Even if Maryland wins the last three games of the season, the Terps would finish with their worst conference record since moving to the Big Ten. Yet, the Terps find themselves fighting with the same willpower and grit they began the season with, maintaining hope that this campaign ends on a winning note. 

Just ask Fatts Russell, who worked to will his team into nearly toppling Indiana at home. 

“I’m just trying to go out winning,” Russell said. “I’m just trying to do anything as possible to get my team wins.”

With the will to win that many of his teammates have exemplified, even at this futile juncture of the season, it’s likely they share the same sentiment. 

Their next game is a home match against Ohio State, a team bound for a strong postseason run and a team that recently handled the Terps with ease, 82-67. That game, an impressive performance from Donta Scott, was flattened by a lackluster outing from the bench that scored a combined six points (all six from forward Julian Reese).

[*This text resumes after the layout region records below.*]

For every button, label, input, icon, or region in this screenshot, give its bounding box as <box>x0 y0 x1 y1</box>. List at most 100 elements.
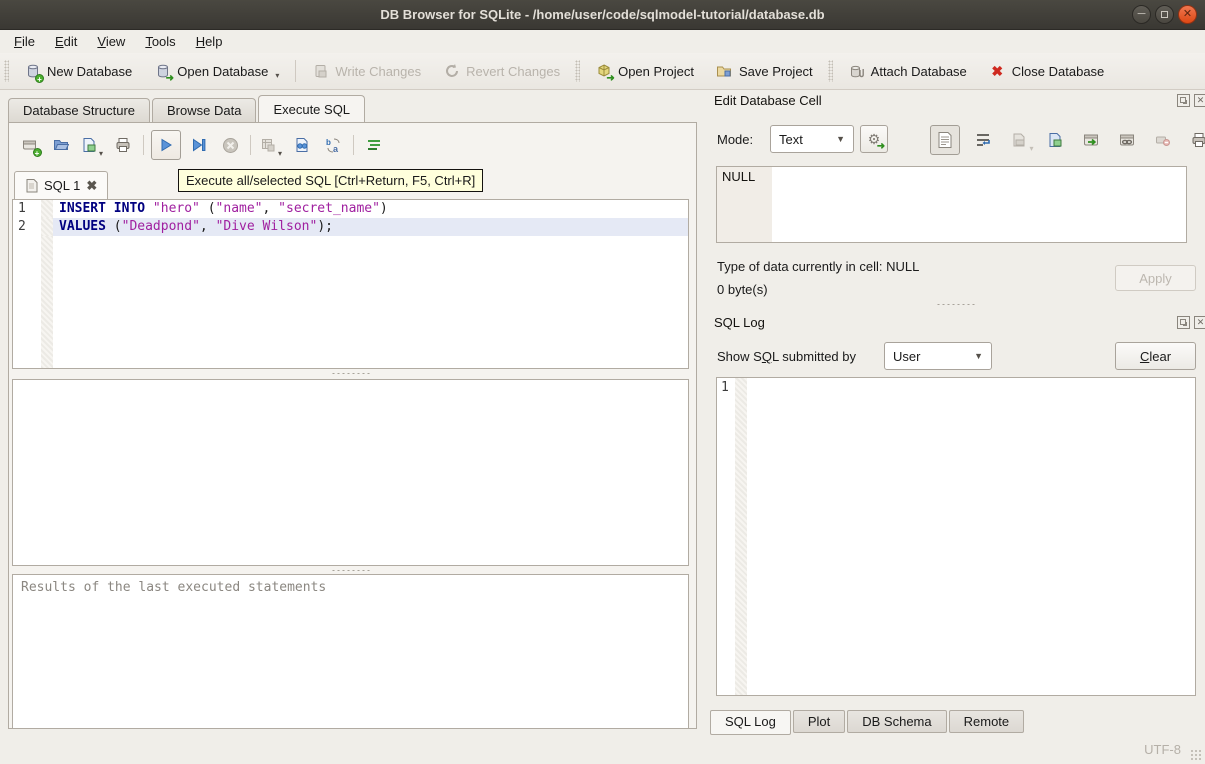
set-null-button <box>1150 127 1176 153</box>
open-project-button[interactable]: ➜ Open Project <box>587 59 702 84</box>
import-file-button[interactable] <box>1042 127 1068 153</box>
clear-log-button[interactable]: Clear <box>1115 342 1196 370</box>
tab-db-schema[interactable]: DB Schema <box>847 710 946 733</box>
save-sql-file-icon <box>81 137 98 154</box>
splitter-handle[interactable] <box>706 301 1205 307</box>
toolbar-grip[interactable] <box>575 60 580 82</box>
attach-database-label: Attach Database <box>871 64 967 79</box>
format-sql-button[interactable] <box>361 132 387 158</box>
new-database-label: New Database <box>47 64 132 79</box>
tab-plot[interactable]: Plot <box>793 710 845 733</box>
menu-file[interactable]: File <box>4 31 45 52</box>
execute-current-line-button[interactable] <box>186 132 212 158</box>
word-wrap-button[interactable] <box>970 127 996 153</box>
set-null-icon <box>1155 132 1172 149</box>
print-icon <box>115 137 132 154</box>
open-database-dropdown-icon[interactable]: ▾ <box>275 71 279 80</box>
cell-value-editor[interactable]: NULL <box>716 166 1187 243</box>
find-button[interactable] <box>289 132 315 158</box>
mode-combobox[interactable]: Text ▼ <box>770 125 854 153</box>
editor-line[interactable]: 2VALUES ("Deadpond", "Dive Wilson"); <box>13 218 688 236</box>
print-sql-button[interactable] <box>110 132 136 158</box>
open-sql-file-icon <box>53 137 70 154</box>
execute-sql-panel: + ▾ <box>8 122 697 729</box>
sql-tab[interactable]: SQL 1 ✖ <box>14 171 108 199</box>
attach-database-button[interactable]: Attach Database <box>840 59 975 84</box>
revert-changes-icon <box>443 63 460 80</box>
tab-database-structure[interactable]: Database Structure <box>8 98 150 122</box>
sql-tab-bar: SQL 1 ✖ <box>12 171 108 199</box>
open-database-label: Open Database <box>177 64 268 79</box>
menu-help[interactable]: Help <box>186 31 233 52</box>
app-window: DB Browser for SQLite - /home/user/code/… <box>0 0 1205 764</box>
save-project-button[interactable]: Save Project <box>708 59 821 84</box>
save-results-button: ▾ <box>258 132 284 158</box>
dock-close-icon[interactable]: ✕ <box>1194 94 1205 107</box>
execution-results-pane[interactable]: Results of the last executed statements <box>12 574 689 729</box>
save-sql-file-button[interactable]: ▾ <box>79 132 105 158</box>
revert-changes-label: Revert Changes <box>466 64 560 79</box>
new-tab-button[interactable]: + <box>17 132 43 158</box>
execute-sql-button[interactable] <box>151 130 181 160</box>
new-database-button[interactable]: + New Database <box>16 59 140 84</box>
export-file-button[interactable] <box>1078 127 1104 153</box>
tab-browse-data[interactable]: Browse Data <box>152 98 256 122</box>
sql-log-view[interactable]: 1 <box>716 377 1196 696</box>
main-toolbar: + New Database ➜ Open Database ▾ Write C… <box>0 53 1205 90</box>
close-button[interactable]: ✕ <box>1178 5 1197 24</box>
menu-tools[interactable]: Tools <box>135 31 185 52</box>
resize-grip[interactable] <box>1190 749 1202 761</box>
sql-tab-label: SQL 1 <box>44 178 80 193</box>
save-sql-dropdown-icon[interactable]: ▾ <box>99 149 103 158</box>
open-sql-file-button[interactable] <box>48 132 74 158</box>
text-mode-button[interactable] <box>930 125 960 155</box>
menu-view[interactable]: View <box>87 31 135 52</box>
sql-editor-toolbar: + ▾ <box>17 129 387 161</box>
find-replace-button[interactable]: ba <box>320 132 346 158</box>
open-database-icon: ➜ <box>154 63 171 80</box>
splitter-handle[interactable] <box>9 567 692 573</box>
dock-close-icon[interactable]: ✕ <box>1194 316 1205 329</box>
menu-edit[interactable]: Edit <box>45 31 87 52</box>
toolbar-grip[interactable] <box>4 60 9 82</box>
open-database-button[interactable]: ➜ Open Database ▾ <box>146 59 287 84</box>
sql-editor[interactable]: 1INSERT INTO "hero" ("name", "secret_nam… <box>12 199 689 369</box>
chevron-down-icon: ▼ <box>974 351 983 361</box>
print-cell-button[interactable] <box>1186 127 1205 153</box>
main-tab-bar: Database Structure Browse Data Execute S… <box>8 96 367 122</box>
tab-sql-log[interactable]: SQL Log <box>710 710 791 735</box>
revert-changes-button: Revert Changes <box>435 59 568 84</box>
dock-float-icon[interactable] <box>1177 94 1190 107</box>
write-changes-icon <box>312 63 329 80</box>
toolbar-separator <box>295 60 296 82</box>
open-in-editor-icon: ▾ <box>1011 132 1028 149</box>
log-line-number: 1 <box>717 378 735 695</box>
close-database-icon: ✖ <box>989 63 1006 80</box>
tab-remote[interactable]: Remote <box>949 710 1025 733</box>
dock-float-icon[interactable] <box>1177 316 1190 329</box>
maximize-button[interactable] <box>1155 5 1174 24</box>
save-results-icon <box>260 137 277 154</box>
editor-line[interactable]: 1INSERT INTO "hero" ("name", "secret_nam… <box>13 200 688 218</box>
menubar: File Edit View Tools Help <box>0 30 1205 53</box>
new-tab-icon: + <box>22 137 39 154</box>
auto-apply-button[interactable]: ⚙➜ <box>860 125 888 153</box>
tab-execute-sql[interactable]: Execute SQL <box>258 95 365 122</box>
sql-tab-close-icon[interactable]: ✖ <box>86 178 97 194</box>
results-grid-pane[interactable] <box>12 379 689 566</box>
splitter-handle[interactable] <box>9 370 692 376</box>
maximize-icon <box>1161 11 1168 18</box>
find-icon <box>294 137 311 154</box>
print-icon <box>1191 132 1205 149</box>
save-project-label: Save Project <box>739 64 813 79</box>
write-changes-label: Write Changes <box>335 64 421 79</box>
attach-database-icon <box>848 63 865 80</box>
sql-log-filter-combobox[interactable]: User ▼ <box>884 342 992 370</box>
toolbar-grip[interactable] <box>828 60 833 82</box>
execute-sql-tooltip: Execute all/selected SQL [Ctrl+Return, F… <box>178 169 483 192</box>
close-database-button[interactable]: ✖ Close Database <box>981 59 1113 84</box>
execute-sql-icon <box>158 137 175 154</box>
auto-apply-gear-icon: ⚙➜ <box>866 131 883 148</box>
minimize-button[interactable]: ─ <box>1132 5 1151 24</box>
edit-cell-toolbar: ▾ <box>930 125 1205 155</box>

“Obviously, they’re a really talented basketball team,” Manning said of Ohio State. “They got comfortable and got into a rhythm at home.”

For Maryland to pull off the upset this time around, better defense is necessary to go along with more cohesive offensive play.

“We’ve got to find different ways to disrupt that rhythm in the halfcourt and then also in the full court,” Manning said. “We’ve got to do a really good job of getting back and finding their key players, especially [Justin] Ahrens, when he’s running in transition.”

As Maryland fights to go out winning, fans and Maryland hopefuls will at least have something to cherish on Sunday: A chance to look back at one of the program’s brightest eras, honoring the 2001-02 National Championship team — a group that enjoyed resounding success. Members of the championship winning squad including former head coach Gary Williams will be in attendance for the 20th anniversary of the Terps’ lone national title victory in program history.  

To many, the two decades since Maryland’s last title run have flown by. And Manning shares a similar belief when it comes to the length of a typical college career. He recognizes players like Eric Ayala and Russell don’t have much time left.

“Whether you’re in college five years, four years, your time goes fast,” Manning said. “[The older players] have a different appreciation level for what they’ve gone through, the journey that they’ve been on, and how they developed and grown from it.”